Updated: Jan 25
Blog Schmog Part 4
Welcome back to my schmog. In my first couple of installments, I mentioned that many people come to me with some type of weight loss goal in mind. Not everybody who seeks personal training is seeking weight loss as a goal, but many are. This makes sense as we (in the United States) live in an obecegenic culture, which really simply means that it is really easy for us to gain weight here. We are surrounded by easily accessible, inexpensive, high calorie foods everywhere and at all times. I am stating this as a scientific fact, and also as a person with a box of more donuts than makes any damn sense in my kitchen, 20 feet away, as I write this.
Please do not misunderstand me, I am not making a judgment about what anybody’s goal should or shouldn’t be. I am on the body positivity band wagon, not a fat shamer, but not a diet shamer either. You are entitled to your own goals, as far as I am concerned and that is that. As a trainer, I don’t see it as my work to determine your fitness goals, but it is my work to do everything I can to help you reach the goals you set for yourself.
Speaking from my experience, generally, most people are looking to figure out what to do in the gym, get stronger, and hopefully lose some weight along the way as well.
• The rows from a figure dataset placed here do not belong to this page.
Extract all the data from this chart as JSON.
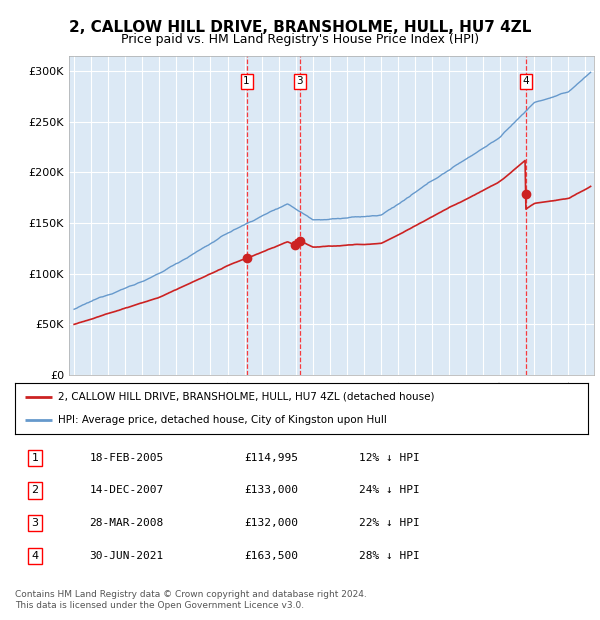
{
  "title": "2, CALLOW HILL DRIVE, BRANSHOLME, HULL, HU7 4ZL",
  "subtitle": "Price paid vs. HM Land Registry's House Price Index (HPI)",
  "background_color": "#dce9f5",
  "plot_bg_color": "#dce9f5",
  "ylabel_ticks": [
    "£0",
    "£50K",
    "£100K",
    "£150K",
    "£200K",
    "£250K",
    "£300K"
  ],
  "ytick_values": [
    0,
    50000,
    100000,
    150000,
    200000,
    250000,
    300000
  ],
  "ylim": [
    0,
    315000
  ],
  "xlim_start": 1994.7,
  "xlim_end": 2025.5,
  "hpi_color": "#6699cc",
  "price_color": "#cc2222",
  "transactions": [
    {
      "num": 1,
      "year": 2005.12,
      "price": 114995,
      "label": "18-FEB-2005",
      "price_str": "£114,995",
      "pct": "12% ↓ HPI",
      "vline": true
    },
    {
      "num": 2,
      "year": 2007.95,
      "price": 133000,
      "label": "14-DEC-2007",
      "price_str": "£133,000",
      "pct": "24% ↓ HPI",
      "vline": false
    },
    {
      "num": 3,
      "year": 2008.24,
      "price": 132000,
      "label": "28-MAR-2008",
      "price_str": "£132,000",
      "pct": "22% ↓ HPI",
      "vline": true
    },
    {
      "num": 4,
      "year": 2021.49,
      "price": 163500,
      "label": "30-JUN-2021",
      "price_str": "£163,500",
      "pct": "28% ↓ HPI",
      "vline": true
    }
  ],
  "legend_line1": "2, CALLOW HILL DRIVE, BRANSHOLME, HULL, HU7 4ZL (detached house)",
  "legend_line2": "HPI: Average price, detached house, City of Kingston upon Hull",
  "footnote": "Contains HM Land Registry data © Crown copyright and database right 2024.\nThis data is licensed under the Open Government Licence v3.0.",
  "table_rows": [
    [
      "1",
      "18-FEB-2005",
      "£114,995",
      "12% ↓ HPI"
    ],
    [
      "2",
      "14-DEC-2007",
      "£133,000",
      "24% ↓ HPI"
    ],
    [
      "3",
      "28-MAR-2008",
      "£132,000",
      "22% ↓ HPI"
    ],
    [
      "4",
      "30-JUN-2021",
      "£163,500",
      "28% ↓ HPI"
    ]
  ]
}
For a good amount of time when I start working with you, I will want to focus on the getting stronger part of your goal, build healthy habits both in and out of the gym, and develop some trust and familiarity before we dive to deep into the nutritional work, if that is a part of your goal.
There are a lot of reasons for this. First, getting stronger is good for your body and your mind. Second, getting stronger feels good and gives you confidence. Third, getting stronger makes you feel (and look) leaner. Fourth, building muscle helps crank up your metabolism. Additionally, those with smaller weight loss goals ( I have a future blog post that will be all for you…) will often discover that building muscle gives them the tone and shape they were looking for, and the weight loss goal falls by the wayside.
People used to say that muscle weighs more than fat. Which if you think about it, is a pretty silly statement. Because one pound of muscle will actually weigh just as much as one pound of fat. But what we were trying to say, in a manner of speaking, is that fat takes up more space than muscle. Muscle looks and feels different on your body than fat does. This is why as you train you may discover that your scale weight stays the same, but your pants size might decrease. Maybe this is because you gained some muscle and also managed to burn a little fat, or maybe all you did was build muscle – either way, you are going to look and feel different in this stronger body of yours. This will in turn cause you to hold yourself and move differently. Which will in turn make you feel different. And by different I mean better.
In conclusion, but just for now, I encourage you to prioritze strength training as you set out upon, or continue on your fitness path. Thanks for reading, and I look forward to schmogging with you again soon.